O Boitatá

Crônicas e observações sobre o cotidiano.

19.6.04

Quem é doido?

Eu acho um saco quando alguém diz: “Cara, eu sou muito doido” ou, quando alguém quer atribuir loucura a outro e diz: “Ele é mais doido que eu”. Uma certa vez, em um desses dias de pavio curto, eu disse para um indivíduo que se vangloriava das pálidas despadronizações que havia feito: “Tá vendo a unha do meu pé? Nos últimos 10 anos, pode ter certeza, ela fez mais loucura que você na vida toda e eu me acho um careta”. Eu fico lembrando do “O Alienista”, de Machado de Assis, onde a gente não sabe distinguir quem é o doido e quem não é. Talvez, por este livro ter me marcado muito, eu sempre me indaguei sobre a normalidade das pessoas. Ainda tem aquela máxima que eu, pessoalmente, uso muito: De perto, ninguém é normal.

Nas cidades do interior, é comum a profissão de “doidos da cidade”. Para qualquer um que não se encaixa nos padrões sociais, as pessoas não demoram a dar o título. A pessoa vive com 5 gatos, é doido, a pessoa anda com uma sacola velha, é doido, a pessoa cata guimbas de cigarro no chão, é doido. É quase um título social, um personagem imprescindível na vida da cidade, como o padeiro, o padre, o farmacêutico. As crianças jogam pedras, as mães dizem para elas não se aproximarem, os donos de bar dão comida, o padre não deixa ele comungar. É sempre a mesma história.

Não haveria de ser diferente em uma cidadezinha cuja história lhes conto agora. Lá havia um doido que, no auge de sua insanidade, ia para uma ponte com a mão cheia de farelo de pão e alimentava os passarinhos. Não tenho elementos para descaracterizar a profissão de “doido da cidade” do rapaz, mas, o comentário que se seguia cabia perfeitamente na boca de Simão Bacamarte, protagonista do livro de Machado de Assis: “Ele era tão fora da realidade que os passarinhos não tinham medo dele e vinham comer em sua mão”.
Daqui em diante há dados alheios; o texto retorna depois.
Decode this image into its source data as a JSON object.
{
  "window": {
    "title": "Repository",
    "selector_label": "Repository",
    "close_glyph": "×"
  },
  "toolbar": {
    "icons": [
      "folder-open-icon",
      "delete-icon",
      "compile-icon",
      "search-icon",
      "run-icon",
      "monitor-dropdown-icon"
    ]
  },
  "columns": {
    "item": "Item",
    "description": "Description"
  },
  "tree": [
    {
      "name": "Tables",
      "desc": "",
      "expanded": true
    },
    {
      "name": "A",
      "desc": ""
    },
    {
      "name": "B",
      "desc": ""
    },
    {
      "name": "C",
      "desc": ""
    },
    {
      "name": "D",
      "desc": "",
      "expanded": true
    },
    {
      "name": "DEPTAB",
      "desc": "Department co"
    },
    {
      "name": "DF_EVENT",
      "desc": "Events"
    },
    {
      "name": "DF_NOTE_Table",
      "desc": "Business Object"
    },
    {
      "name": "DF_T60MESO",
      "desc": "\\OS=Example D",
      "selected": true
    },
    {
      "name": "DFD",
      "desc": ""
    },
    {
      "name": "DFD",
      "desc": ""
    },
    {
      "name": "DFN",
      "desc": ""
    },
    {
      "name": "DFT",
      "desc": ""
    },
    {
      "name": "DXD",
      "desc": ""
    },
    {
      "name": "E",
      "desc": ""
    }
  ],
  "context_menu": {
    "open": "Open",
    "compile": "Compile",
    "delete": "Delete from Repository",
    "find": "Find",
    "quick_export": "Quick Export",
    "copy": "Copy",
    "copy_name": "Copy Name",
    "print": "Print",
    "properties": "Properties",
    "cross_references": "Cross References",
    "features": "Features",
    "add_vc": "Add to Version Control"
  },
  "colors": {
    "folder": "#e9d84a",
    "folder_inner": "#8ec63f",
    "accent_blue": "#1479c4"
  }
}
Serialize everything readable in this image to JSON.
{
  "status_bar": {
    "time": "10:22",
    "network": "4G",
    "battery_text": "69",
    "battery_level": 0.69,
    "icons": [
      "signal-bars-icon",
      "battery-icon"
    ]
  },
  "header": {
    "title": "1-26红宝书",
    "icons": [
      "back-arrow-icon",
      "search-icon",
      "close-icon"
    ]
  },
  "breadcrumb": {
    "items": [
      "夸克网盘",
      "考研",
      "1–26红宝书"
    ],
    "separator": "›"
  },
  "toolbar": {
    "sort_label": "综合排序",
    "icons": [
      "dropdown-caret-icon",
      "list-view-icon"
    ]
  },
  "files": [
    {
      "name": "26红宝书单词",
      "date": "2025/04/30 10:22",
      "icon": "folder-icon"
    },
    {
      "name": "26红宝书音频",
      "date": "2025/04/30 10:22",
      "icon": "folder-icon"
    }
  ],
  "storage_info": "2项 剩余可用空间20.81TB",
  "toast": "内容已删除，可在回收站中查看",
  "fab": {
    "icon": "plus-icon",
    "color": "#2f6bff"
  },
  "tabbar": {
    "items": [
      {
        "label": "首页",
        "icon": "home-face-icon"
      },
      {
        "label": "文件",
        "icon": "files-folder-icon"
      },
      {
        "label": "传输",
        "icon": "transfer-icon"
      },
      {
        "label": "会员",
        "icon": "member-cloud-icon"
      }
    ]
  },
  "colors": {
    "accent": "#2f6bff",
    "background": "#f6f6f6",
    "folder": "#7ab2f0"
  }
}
Semana passada fui tomar um café em uma padaria. Comprei um salgadinho para acompanhar, sentei em uma mesa do lado de fora, comi tranqüilamente, como se fosse a última coisa que faria na vida. Quando estava para acabar, um pardal pousou no encosto de uma cadeira da mesa ao lado. Sem muitos pensamentos, tirei um pedaço do salgadinho e coloquei na mesa, em frente ao passarinho. Para minha agradável surpresa, ele olhou para mim, desceu e pegou o salgadinho, voltou para o encosto, olhou de novo, como se quisesse agradecer e foi embora.

Acho que eu iria ser muito doido se morasse na tal cidadezinha.